Dünyadaki 860 milyon çiftçi ve tarım personelinin yarısına yakını (44’ü) randıman elde edebilmek için pestisitlerle her yıl zehirleniyor. Kullandıkları pestisitlerden zehirlenen çiftçilerin ve tarım çalışanlarının sayısı dünya genelinde son 30 yılda yaklaşık 15 kat arttı.
Buğday Ekolojik Hayatı Destekleme Derneği uyarıyor; Besinlerdeki kalıntı problemleri nedeniyle kanserden endoktronolojik hastalıklara kadar pek çok sıhhat meselesine neden olan pestisitlerden, en çok bu zehirleri uygulayan çiftçiler etkileniyor.
Tarım çalışanları pestisitlerin hazırlanması ve uygulanması sırasında; karıştırma, yükleme, püskürtme, ekipman temizleme ve bakım, ayıklama ve toplama sırasında pestisit uygulanmış eserlere temasla pestisitlere maruz kalıyor. Besin Mühendisi Dr.
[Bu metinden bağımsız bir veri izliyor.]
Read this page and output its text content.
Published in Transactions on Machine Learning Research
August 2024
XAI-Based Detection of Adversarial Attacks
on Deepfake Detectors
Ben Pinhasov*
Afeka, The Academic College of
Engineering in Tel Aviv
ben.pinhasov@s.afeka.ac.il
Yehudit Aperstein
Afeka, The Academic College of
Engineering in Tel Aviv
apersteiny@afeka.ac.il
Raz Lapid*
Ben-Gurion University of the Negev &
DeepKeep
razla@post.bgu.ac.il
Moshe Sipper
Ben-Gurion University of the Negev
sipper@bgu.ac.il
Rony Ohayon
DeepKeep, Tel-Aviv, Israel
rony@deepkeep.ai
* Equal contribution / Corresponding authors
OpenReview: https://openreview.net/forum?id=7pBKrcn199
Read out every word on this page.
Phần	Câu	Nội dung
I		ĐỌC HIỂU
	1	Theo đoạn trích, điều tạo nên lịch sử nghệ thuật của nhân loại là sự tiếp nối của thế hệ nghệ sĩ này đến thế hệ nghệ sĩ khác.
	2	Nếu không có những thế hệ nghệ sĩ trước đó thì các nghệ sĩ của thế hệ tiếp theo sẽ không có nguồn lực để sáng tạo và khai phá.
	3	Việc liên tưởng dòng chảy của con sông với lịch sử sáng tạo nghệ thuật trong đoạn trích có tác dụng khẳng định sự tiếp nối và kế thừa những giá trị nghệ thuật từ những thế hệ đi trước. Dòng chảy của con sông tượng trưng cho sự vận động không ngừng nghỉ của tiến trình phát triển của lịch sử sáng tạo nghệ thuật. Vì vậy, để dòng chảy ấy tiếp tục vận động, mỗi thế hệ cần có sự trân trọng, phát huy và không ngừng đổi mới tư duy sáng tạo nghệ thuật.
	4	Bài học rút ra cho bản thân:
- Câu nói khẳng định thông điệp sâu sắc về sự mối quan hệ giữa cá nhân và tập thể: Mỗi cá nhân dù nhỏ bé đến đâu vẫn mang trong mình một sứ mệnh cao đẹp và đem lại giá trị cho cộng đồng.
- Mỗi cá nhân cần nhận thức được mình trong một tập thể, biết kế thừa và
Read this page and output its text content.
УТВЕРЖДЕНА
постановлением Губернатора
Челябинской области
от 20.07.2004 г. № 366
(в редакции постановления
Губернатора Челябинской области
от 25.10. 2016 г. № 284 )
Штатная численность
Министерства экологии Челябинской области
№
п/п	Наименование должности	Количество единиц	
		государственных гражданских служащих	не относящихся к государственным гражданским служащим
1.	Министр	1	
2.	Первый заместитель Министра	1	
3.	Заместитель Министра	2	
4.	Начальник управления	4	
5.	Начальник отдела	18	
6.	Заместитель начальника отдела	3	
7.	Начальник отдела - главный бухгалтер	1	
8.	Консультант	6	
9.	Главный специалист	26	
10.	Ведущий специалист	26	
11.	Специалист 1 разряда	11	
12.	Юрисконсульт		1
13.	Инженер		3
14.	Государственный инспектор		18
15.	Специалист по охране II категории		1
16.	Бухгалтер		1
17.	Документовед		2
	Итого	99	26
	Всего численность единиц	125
Bülent Şık’a nazaran “Çeşitli pestisitlerin zehirli tesiri ziraî üretim yapılan bir alana atıldığında kimisinin 3 gün, kiminin 30 gün, kimininki 3 ay olmak üzere orada devam ediyor. Kıymetli bir kısmı etrafa yayılıyor. Bilimsel çalışmalara nazaran, ünite alana atılan pestisitlerin 95’i hava olayları, yağış, sulama vs. üzere faktörlerle atıldığı bölgenin dışına taşınıyor.”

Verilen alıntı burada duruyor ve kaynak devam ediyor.